Island in Solomon Islands

South Malaita Island is the island at the southern tip of the larger island of Malaita in the eastern part of Solomon Islands. It is also known as Small Malaita and Maramasike for Areare speakers and Malamweimwei for more than 80% of the islanders. The island is referred to as Iola Raha. It is called "small" to distinguish it from the much larger sibling. It is part of Malaita Province. South Malaita came under effective control of the colonial administration after the Solomon Islands was declared a British Protectorate in 1893. During the colonial days, the island was divided by the colonial government and missionary establishments into the Asimeuri, Asimae, and Raroisu'u districts.

==First settlers==
The history of Mwalamwaimwei began with early migrants who settled in the coastal zone and later moved to the highlands. A revolution in the highlands led residents to return to the coastal zone.

== Governance ==
The ruling chiefs inherit the chiefly bloodline and govern each Iola. The Ououinemauri is the elected high chief chosen to govern and administer the Council of Chiefs. The Iola are subdivided according to the tribes and clans across the island. Some Iolas have 2,3 or 4 chiefs.

=== Iolas ===
- Korutalau pwaine
- Kalapea
- Hoasiteimwane (Iola Raha)
- Lou aatowa
- Apuilalamoa
- Korutalaumwaimwei)
- Louatowa (Haitataemwane)
- Ueniusu (Ero ueniusu)
- Ououmatawa
- Uenisu Unu
- Roasi
- Aʼulutalau
- Iolairamo
- Hailadami
Other Iola in South Malaita are located within and share the boundary with others, organized by settlers.

==Language==
South Malaita people follow 3 main languages:
- Saʼa is spoken by 75% of the population
- ꞌAreꞌare is spoken by 20% of the population.
- Lau is spoken by 5% of the people.
- Oroha

== Culture ==
Mwalamwaimwei culture is based on the chiefly system. The island is subdivided according to kingdom (Iola). The division of each kingdom was done by the council of chiefs (Alahaouou) during the pre-colonial era and later during Ma'asina Ruru Movement.

Residents identify with their extended families and with members of their clan and tribe.

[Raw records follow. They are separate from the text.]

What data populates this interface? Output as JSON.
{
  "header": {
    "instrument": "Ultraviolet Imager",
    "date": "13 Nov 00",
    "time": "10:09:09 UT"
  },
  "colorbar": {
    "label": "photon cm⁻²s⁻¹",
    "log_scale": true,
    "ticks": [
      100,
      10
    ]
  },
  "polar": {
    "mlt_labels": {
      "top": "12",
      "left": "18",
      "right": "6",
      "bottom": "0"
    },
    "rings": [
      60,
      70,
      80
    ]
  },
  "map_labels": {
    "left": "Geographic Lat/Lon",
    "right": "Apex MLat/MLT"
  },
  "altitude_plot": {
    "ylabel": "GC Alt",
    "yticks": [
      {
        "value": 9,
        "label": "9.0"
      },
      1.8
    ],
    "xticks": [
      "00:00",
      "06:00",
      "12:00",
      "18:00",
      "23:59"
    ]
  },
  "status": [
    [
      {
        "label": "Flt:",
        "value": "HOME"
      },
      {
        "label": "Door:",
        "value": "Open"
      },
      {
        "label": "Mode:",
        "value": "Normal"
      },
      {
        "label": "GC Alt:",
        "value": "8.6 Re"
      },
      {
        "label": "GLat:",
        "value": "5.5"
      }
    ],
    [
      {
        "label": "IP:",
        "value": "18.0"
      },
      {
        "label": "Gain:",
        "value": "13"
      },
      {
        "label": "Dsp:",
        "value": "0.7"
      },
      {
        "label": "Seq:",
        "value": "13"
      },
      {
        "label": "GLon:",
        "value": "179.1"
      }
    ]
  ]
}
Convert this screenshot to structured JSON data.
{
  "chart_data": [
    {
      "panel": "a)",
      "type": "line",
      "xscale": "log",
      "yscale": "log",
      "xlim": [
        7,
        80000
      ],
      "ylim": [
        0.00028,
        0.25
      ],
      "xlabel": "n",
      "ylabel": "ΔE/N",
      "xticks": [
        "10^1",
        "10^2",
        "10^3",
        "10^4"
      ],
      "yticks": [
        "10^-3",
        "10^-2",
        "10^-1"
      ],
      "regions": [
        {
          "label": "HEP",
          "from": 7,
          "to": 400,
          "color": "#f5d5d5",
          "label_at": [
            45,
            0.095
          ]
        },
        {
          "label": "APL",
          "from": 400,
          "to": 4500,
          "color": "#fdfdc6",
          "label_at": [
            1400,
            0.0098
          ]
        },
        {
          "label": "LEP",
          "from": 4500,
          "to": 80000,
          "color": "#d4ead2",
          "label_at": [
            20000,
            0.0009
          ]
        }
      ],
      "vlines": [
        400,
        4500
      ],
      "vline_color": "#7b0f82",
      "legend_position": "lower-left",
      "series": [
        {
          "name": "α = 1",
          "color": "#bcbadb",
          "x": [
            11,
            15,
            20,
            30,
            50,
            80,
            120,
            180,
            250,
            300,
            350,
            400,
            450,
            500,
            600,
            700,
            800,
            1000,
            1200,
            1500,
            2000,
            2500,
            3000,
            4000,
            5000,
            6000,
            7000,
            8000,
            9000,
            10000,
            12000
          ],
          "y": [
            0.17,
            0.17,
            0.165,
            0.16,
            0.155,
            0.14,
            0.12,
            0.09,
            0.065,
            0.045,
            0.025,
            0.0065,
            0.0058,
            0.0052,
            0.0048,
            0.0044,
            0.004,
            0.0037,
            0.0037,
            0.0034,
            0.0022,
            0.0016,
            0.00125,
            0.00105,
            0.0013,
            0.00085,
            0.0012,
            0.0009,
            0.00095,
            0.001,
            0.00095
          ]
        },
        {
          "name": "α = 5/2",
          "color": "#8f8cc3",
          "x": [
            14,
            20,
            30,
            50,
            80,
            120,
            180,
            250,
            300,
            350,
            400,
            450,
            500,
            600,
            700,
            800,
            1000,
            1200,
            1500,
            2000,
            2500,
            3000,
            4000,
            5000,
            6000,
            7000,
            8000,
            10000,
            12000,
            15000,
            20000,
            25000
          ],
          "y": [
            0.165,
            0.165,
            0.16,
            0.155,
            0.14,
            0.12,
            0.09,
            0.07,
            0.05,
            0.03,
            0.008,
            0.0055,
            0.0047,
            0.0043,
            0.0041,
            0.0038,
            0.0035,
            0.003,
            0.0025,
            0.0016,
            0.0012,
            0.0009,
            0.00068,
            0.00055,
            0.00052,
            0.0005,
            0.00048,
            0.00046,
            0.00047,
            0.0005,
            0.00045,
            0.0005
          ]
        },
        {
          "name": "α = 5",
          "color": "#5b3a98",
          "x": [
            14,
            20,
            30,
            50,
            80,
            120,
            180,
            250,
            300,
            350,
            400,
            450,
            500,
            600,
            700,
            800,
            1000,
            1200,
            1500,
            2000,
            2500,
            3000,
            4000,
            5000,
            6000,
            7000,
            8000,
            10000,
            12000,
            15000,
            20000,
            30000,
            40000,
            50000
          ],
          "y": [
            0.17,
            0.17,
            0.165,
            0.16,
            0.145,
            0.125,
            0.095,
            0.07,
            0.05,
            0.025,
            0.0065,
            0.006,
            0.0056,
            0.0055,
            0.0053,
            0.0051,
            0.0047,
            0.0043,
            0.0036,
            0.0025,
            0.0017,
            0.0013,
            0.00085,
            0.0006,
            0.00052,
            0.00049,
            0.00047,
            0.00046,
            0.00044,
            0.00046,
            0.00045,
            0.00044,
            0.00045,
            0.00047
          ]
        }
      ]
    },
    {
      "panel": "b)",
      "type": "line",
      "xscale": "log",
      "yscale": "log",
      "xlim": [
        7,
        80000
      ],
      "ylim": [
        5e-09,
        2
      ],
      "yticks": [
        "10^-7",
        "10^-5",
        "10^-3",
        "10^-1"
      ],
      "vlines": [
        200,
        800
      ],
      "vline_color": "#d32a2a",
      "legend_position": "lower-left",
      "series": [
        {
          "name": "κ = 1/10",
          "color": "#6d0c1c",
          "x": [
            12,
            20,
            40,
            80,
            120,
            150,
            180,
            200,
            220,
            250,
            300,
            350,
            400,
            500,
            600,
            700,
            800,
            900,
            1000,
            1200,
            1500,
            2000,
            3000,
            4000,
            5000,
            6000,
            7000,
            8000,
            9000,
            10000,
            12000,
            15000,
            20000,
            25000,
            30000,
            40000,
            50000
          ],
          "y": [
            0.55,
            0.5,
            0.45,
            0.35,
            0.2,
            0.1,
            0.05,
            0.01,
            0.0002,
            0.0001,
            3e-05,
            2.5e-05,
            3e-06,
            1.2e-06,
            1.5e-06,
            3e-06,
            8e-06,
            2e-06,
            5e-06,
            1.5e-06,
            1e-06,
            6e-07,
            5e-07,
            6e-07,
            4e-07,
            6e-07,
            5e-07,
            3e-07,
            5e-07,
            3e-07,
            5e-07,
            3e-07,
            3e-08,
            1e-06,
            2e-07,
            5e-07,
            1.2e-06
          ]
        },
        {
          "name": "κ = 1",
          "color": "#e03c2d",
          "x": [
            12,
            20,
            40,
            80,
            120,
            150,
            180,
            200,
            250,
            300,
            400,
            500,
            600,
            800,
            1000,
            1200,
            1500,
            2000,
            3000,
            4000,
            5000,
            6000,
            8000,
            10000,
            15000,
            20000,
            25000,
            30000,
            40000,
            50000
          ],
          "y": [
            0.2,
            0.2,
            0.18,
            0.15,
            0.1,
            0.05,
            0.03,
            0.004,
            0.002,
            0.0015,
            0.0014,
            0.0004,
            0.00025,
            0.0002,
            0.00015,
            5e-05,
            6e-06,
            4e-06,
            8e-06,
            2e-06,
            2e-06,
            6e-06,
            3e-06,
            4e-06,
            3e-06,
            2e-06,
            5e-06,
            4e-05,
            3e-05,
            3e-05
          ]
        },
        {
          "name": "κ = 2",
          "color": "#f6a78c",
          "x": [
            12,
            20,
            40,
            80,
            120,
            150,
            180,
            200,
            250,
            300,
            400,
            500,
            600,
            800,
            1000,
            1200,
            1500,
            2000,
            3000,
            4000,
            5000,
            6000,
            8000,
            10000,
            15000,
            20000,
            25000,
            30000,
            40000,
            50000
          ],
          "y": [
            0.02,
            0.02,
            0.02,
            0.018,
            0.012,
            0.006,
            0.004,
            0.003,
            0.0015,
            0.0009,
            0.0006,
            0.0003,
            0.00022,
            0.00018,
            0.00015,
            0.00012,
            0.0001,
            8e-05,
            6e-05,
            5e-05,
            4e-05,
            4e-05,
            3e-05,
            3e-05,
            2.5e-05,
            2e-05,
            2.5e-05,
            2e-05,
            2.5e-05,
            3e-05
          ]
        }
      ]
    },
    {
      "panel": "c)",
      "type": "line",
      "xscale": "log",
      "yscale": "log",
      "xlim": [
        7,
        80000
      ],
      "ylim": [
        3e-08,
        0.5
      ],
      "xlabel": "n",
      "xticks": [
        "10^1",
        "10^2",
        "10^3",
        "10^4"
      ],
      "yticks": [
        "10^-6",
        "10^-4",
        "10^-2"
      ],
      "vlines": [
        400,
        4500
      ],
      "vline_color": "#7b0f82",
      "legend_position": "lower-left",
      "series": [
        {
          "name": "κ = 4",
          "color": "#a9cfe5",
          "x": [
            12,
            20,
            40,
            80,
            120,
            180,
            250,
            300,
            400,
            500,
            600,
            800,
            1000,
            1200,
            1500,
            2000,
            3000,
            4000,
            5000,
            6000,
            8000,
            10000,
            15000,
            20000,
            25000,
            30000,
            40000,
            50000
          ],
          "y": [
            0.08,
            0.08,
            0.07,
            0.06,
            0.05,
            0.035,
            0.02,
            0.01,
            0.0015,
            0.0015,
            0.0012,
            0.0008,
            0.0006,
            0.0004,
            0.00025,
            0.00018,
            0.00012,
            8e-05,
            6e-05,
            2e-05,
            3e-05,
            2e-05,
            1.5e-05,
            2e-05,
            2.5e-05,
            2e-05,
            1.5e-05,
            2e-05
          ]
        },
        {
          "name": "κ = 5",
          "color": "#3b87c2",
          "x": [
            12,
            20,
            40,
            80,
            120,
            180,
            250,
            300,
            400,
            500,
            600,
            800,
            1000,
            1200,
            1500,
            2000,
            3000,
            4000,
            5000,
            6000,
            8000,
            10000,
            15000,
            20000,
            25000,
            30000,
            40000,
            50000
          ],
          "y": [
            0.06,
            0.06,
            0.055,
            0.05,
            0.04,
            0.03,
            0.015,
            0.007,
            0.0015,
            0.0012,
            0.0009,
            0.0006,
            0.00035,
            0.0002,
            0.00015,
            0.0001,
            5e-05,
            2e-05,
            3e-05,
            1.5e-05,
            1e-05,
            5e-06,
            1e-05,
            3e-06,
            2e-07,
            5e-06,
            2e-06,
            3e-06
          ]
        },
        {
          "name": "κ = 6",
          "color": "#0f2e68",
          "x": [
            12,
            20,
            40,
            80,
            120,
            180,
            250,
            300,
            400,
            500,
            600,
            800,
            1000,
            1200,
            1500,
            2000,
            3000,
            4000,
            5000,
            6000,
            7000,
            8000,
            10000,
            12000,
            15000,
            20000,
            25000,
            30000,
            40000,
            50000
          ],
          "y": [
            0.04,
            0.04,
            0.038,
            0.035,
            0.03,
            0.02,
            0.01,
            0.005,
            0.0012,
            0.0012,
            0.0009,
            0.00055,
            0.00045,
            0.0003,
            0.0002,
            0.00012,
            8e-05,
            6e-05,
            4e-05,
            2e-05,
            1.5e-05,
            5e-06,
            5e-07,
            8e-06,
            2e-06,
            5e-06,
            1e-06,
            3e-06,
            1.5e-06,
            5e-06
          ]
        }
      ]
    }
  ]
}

The people practise patrilineal descent. Women played a much lesser role in governance; however, they are equally respected in society.

==Dolphin hunting==

Dolphin are hunted in Malaita mainly for their meat and teeth, and also sometimes for live capture for dolphinaria. Dolphin hunting is practised by coastal communities around the world; the animals are herded with boats into a bay or onto a beach. A large-scale example is the Taiji dolphin drive hunt, made famous by the documentary film The Cove. The hunt on South Malaita Island is smaller in scale, and is almost exclusively practiced by the Walande and Fanelei peoples. The meat is shared equally between households. Dolphin teeth are used in jewelry and as currency.